El incidente ha causado un silencio incómodo. El juez no está del todo equivocado: no es un hospital; apenas es un tribunal. Trozos del techo de la sala de audiencias caen sobre unos bancos dispares donde se amontonan familiares, compañeros, reporteros y diplomáticos; un aire húmedo y ardiente llena la sala y hace que resbalen gotas de sudor por las caras de los presentes; y los cristales rotos de las ventanas, mal disimulados por las cortinas, dejan entrar pájaros que construyen sus nidos en cada esquina. En ese decrépito Palacio de Justicia se celebra esta mañana de abril la decimotercera audiencia desde la imputación de dos periodistas birmanos de Reuters.
Kyaw Soe Oo, de 27 años, y Wa Lone, de 32, están en prisión desde diciembre. Se les detuvo en posesión de documentos entregados por policías y relativos a operaciones militares en el oeste de Birmania y podrían enfrentarse a una pena de catorce años de prisión por violar un “secreto de Estado” en nombre de una ley que data de la época colonial. En aquel momento, se encontraban investigando la masacre de diez musulmanes a manos de militares y aldeanos budistas en Inn Din, en el estado de Arakan, aunque todavía no habían publicado nada. Los cuerpos de estos rohingyas fueron encontrados en una fosa común. Desde el 25 de agosto de 2017, cerca de 700.000 miembros de esta minoría musulmana –perseguida por el Ejército en un país mayoritariamente budista– han huido a Bangladesh para refugiarse. Según Médicos Sin Fronteras, al menos 6.700 personas han sido asesinadas en un mes. Una “limpieza étnica” con “actos de genocidio”, denunció en marzo Zeid Ra’ad al-Hussein, alto comisionado de las Naciones Unidas para los Derechos Humanos (1).

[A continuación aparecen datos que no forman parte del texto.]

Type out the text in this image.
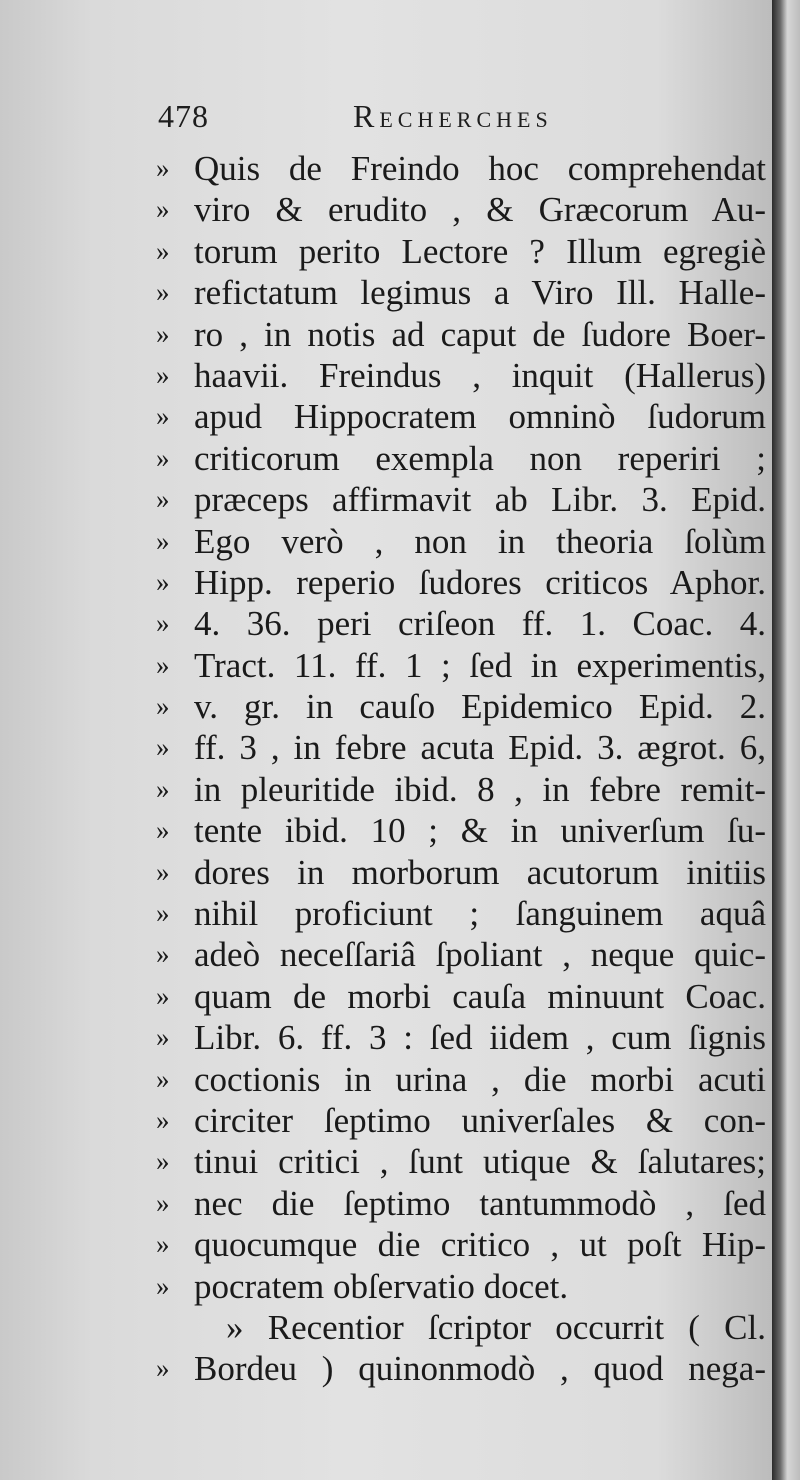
478	Recherches
» Quis de Freindo hoc comprehendat
» viro & erudito , & Græcorum Au-
» torum perito Lectore ? Illum egregiè
» refictatum legimus a Viro Ill. Halle-
» ro , in notis ad caput de ſudore Boer-
» haavii. Freindus , inquit (Hallerus)
» apud Hippocratem omninò ſudorum
» criticorum exempla non reperiri ;
» præceps affirmavit ab Libr. 3. Epid.
» Ego verò , non in theoria ſolùm
» Hipp. reperio ſudores criticos Aphor.
» 4. 36. peri criſeon ff. 1. Coac. 4.
» Tract. 11. ff. 1 ; ſed in experimentis,
» v. gr. in cauſo Epidemico Epid. 2.
» ff. 3 , in febre acuta Epid. 3. ægrot. 6,
» in pleuritide ibid. 8 , in febre remit-
» tente ibid. 10 ; & in univerſum ſu-
» dores in morborum acutorum initiis
» nihil proficiunt ; ſanguinem aquâ
» adeò neceſſariâ ſpoliant , neque quic-
» quam de morbi cauſa minuunt Coac.
» Libr. 6. ff. 3 : ſed iidem , cum ſignis
» coctionis in urina , die morbi acuti
» circiter ſeptimo univerſales & con-
» tinui critici , ſunt utique & ſalutares;
» nec die ſeptimo tantummodò , ſed
» quocumque die critico , ut poſt Hip-
» pocratem obſervatio docet.
» Recentior ſcriptor occurrit ( Cl.
» Bordeu ) quinonmodò , quod nega-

Lo que ocurre en esa sala parece una farsa: en una audiencia previa, un oficial de policía declaró que “había quemado” su informe de arresto; más tarde, un testigo de cargo se presentó llevando entre las manos información crucial por escrito, pues alegaba problemas de memoria; y nadie aportó ni una sola prueba. Según un agente de policía, la información que contenían los documentos incautados ya se había publicado en la prensa cuando se produjo la detención. El Ejército birmano incluso ha reconocido los abusos cometidos en Inn Din –que los periodistas estaban investigando– y ha condenado a siete soldados implicados a diez años de prisión. Pero los periodistas siguen entre rejas. “Simplemente estaban haciendo su trabajo”, se lamenta Pan Ei Mon, la mujer de Wa Lone, que está embarazada de cinco meses. Al salir de la sala, los acusados esposados intentan hacer oír su voz: “Quiero que la gente entienda que soy periodista, no un traidor. ¡Nunca he traicionado a mi país!”, grita Wa Lone mientras una docena de policías lo obligan a subir a la camioneta que lo lleva de vuelta a prisión.
El calvario judicial de los dos trabajadores de Reuters sirve de advertencia para toda la prensa: pobre de aquel que quiera investigar las acciones de los militares en Arakan. El Ejército y la Liga Nacional para la Democracia (LND) –dirigida por la consejera de Estado Aung San Suu Kyi–, comparten el poder (2) y niegan cualquier campaña de limpieza étnica, a pesar de las pruebas de violaciones y asesinatos recogidas por la prensa y las organizaciones no gubernamentales gracias a los testimonios de los supervivientes.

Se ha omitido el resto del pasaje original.